Monsieur [H] sollicite une indemnité provisionnelle à valoir sur les dommages et intérêts qu'il réclamera dans une instance au fond en réparation de son préjudice résultant de la démolition du mur qu'il a édifié et de l'affichage du jugement du 9 mai 2022.
Or il résulte des développements précédents que Madame [V] a été autorisée en justice à faire effectuer les travaux permettant l'accès à sa parcelle d'une part, et que le trouble résultant de l'affichage du jugement n'est pas manifestement illicite d'autre part.
La demande provisionnelle se heurte en conséquence à une difficulté sérieuse au sens de l'article 835 du code de procédure civile et il convient de rejeter la demande d'indemnité.
Sur la demande de renvoi de l'affaire au fond :
Selon les dispositions de l'article 837 du code de procédure civile «A la demande de l'une des parties et si l'urgence le justifie, le président du tribunal judiciaire ou le juge des contentieux de la protection saisi en référé peut renvoyer l'affaire à une audience dont il fixe la date pour qu'il soit statué au fond. Il veille à ce que le défendeur dispose d'un temps suffisant pour préparer sa défense. L'ordonnance emporte saisine de la juridiction.».
En l'espèce, le premier juge sera approuvé en ce qu'il a estimé que la demande n'était pas justifiée faute de caractériser l'urgence, en mentionnant que l'ordonnance dont le rapport était demandé datait de 2018.
Il convient d'ajouter que pas moins de cinq procédures ont déjà opposé les parties, et qu'une procédure est actuellement pendante devant la cour, un sursis ayant été prononcé à la demande de l'appelant. Ce dernier n'a été empêché en rien, depuis la première instance devant le juge de l'exécution en 2018 de saisir la juridiction du fond pour réclamer notament la réparation de son préjudice.
Il convient de confirmer la décision qui n'a pas fait droit à la demande renvoi au fond.
Sur les dommages- intérêts pour procédure abusive :
La condamnation d'une partie à verser des dommages- intérêts pour procédure abusive est soumise à la caractérisation par le juge de circonstances particulières de nature à faire dégénérer en faute le droit du demandeur d'ester en justice.
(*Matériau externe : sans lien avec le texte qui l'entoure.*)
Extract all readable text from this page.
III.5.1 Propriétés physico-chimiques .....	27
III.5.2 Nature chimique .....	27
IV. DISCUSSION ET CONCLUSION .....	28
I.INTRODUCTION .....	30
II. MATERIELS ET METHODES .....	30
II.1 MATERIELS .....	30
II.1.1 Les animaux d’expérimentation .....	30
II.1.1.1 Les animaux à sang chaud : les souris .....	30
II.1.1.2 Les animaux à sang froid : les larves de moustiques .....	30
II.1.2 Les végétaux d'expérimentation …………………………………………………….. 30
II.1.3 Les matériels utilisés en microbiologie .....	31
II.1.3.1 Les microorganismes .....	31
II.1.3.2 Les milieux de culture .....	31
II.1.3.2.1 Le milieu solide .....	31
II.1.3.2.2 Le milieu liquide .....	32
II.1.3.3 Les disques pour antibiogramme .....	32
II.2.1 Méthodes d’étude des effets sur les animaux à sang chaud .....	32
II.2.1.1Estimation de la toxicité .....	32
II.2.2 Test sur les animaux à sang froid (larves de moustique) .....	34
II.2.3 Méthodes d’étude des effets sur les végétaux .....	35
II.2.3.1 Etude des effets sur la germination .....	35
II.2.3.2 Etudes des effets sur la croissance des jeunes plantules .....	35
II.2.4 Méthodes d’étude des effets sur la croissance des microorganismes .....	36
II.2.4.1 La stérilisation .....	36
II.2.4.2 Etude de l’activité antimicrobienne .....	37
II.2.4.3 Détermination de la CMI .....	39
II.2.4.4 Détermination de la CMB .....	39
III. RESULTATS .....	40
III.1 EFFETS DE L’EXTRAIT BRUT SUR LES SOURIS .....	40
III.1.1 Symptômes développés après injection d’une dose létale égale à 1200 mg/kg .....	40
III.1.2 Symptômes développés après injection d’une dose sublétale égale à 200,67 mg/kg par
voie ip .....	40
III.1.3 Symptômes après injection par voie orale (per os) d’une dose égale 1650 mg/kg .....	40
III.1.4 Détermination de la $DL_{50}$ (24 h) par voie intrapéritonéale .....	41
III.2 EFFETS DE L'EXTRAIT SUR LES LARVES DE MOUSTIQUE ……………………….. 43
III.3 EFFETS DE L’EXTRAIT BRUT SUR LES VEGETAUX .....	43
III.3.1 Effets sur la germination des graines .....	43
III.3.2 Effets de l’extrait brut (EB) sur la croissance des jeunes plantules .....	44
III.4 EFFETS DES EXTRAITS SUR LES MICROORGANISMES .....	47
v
Monsieur [H] qui succombe en ses demandes ne peut prétendre à la condamnation de Madame [V] pour avoir intenté les procédures précédentes à son encontre, qui ont toutes été prononcées à son avantage.
L'ordonnance déférée sera confirmée en ce qu'elle a rejeté la demande de dommages-intérêts de Madame [V] qui ne démontrait ni l'intention de nuire de l'appelant, ni son préjudice. Pour les mêmes raisons, elle sera déboutée de sa demande à hauteur d'appel.
Sur les dépens et l'article 700 du Code de procédure civile :
Il convient de confirmer la condamnation de Monsieur [H] aux dépens et au titre de l'article 700 du code de procédure civile.
Monsieur [M] [H], qui succombe au principal en son recours, sera condamné aux entiers dépens d'appel ainsi qu'à verser à Madame [C] [V] une somme de 1.500 € sur le fondement de l'article 700 du code de procédure civile, compte tenu de l'équité.
PAR CES MOTIFS :
La Cour,
Confirme la décision en toutes ses dispositions,
Y ajoutant,
Rejette la demande de Monsieur [M] [H] de condamnation sous astreinte de Madame [C] [V] et d'indemnités provisionnelles,
Déboute les parties de leurs demandes pour procédure abusive,
Condamne Monsieur [M] [H] aux dépens et à payer à Madame [C] [V] la somme de 1500,00 € au titre de l'article 700 du Code de procédure civile.